BACKGROUND: Conjunctival squamous cell carcinoma in situ, or intraepithelial neoplasia (CIN), is a rare slow-growing tumor of the conjunctival epithelium typically seen in older, fair-skinned individuals. Carcinoma in situ microscopically exhibits epithelial changes similar to those seen in squamous cell carcinoma but is differentiated from invasive squamous cell carcinoma by an intact subepithelial basement membrane. This intact basement membrane confines the tumor to the conjunctival epithelial layer, thereby, separating the epithelium and tumor from the underlying substania propria or stroma. The lesion is a vascularized, gelatinous thickening of the conjunctiva most frequently arising at the limbus and may extend onto the cornea. The etiology is unknown but probably multifactorial. There is an increased risk with a history of UV light exposure, which may promote neoplastic transformation of susceptible cells, most likely limbal stem cells. Squamous cell carcinoma in situ and squamous cell carcinoma have also been associated with the human papillomavirus (HPV) and HIV. Recurrence can be minimized by complete excision.

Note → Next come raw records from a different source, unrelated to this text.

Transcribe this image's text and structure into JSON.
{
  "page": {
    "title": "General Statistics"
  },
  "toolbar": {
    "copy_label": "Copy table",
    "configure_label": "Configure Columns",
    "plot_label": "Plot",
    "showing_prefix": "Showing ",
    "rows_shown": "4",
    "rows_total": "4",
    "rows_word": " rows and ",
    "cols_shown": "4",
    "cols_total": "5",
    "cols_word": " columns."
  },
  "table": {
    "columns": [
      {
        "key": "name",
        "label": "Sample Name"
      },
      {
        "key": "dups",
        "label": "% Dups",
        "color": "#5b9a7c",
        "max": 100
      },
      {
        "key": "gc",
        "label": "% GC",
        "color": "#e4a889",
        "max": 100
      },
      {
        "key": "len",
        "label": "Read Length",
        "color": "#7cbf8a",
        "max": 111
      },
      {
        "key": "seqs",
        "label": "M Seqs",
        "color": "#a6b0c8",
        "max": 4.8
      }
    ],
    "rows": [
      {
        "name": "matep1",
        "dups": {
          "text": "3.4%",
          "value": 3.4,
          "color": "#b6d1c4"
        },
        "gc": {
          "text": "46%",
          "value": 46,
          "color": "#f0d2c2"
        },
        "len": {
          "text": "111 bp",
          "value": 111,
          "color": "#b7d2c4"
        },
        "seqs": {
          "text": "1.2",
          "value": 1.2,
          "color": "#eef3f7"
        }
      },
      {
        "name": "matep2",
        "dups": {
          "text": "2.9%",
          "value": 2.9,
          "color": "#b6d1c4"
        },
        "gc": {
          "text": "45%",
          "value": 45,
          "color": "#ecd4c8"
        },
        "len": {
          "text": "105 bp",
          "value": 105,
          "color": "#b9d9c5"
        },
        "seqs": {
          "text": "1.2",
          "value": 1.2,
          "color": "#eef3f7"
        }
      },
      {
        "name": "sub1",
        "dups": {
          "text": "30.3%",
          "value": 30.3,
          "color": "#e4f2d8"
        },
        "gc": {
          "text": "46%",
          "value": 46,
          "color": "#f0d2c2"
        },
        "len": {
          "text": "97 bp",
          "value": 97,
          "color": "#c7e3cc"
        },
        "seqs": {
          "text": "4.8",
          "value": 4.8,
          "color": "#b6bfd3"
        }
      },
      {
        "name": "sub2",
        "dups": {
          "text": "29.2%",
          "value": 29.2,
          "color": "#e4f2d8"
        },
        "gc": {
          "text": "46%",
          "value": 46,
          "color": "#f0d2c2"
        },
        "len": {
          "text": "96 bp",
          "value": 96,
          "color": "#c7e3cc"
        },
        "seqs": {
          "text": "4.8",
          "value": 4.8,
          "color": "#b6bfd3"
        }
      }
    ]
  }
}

CASE REPORT(S). A 37 year old Caucasian female presented to our clinic complaining of a "red spot" and "ache" in her left eye for the past 4 months. She was initially diagnosed with pingueculitis and treated with topical corticosteroid, which improved the condition. After discontinuing the medication, the lesion would become inflamed again. The lesion was excised and biopsied. The histopathologic examination diagnosed squamous cell carcinoma in situ. Photographs of the lesion and histopathology report will be presented along with possible differential diagnoses and management.
CONCLUSIONS. Squamous cell carcinoma in situ is an important differential diagnosis for any persistent ocular lesion. Appropriate diagnosis and management is imperative to minimize recurrence and progression.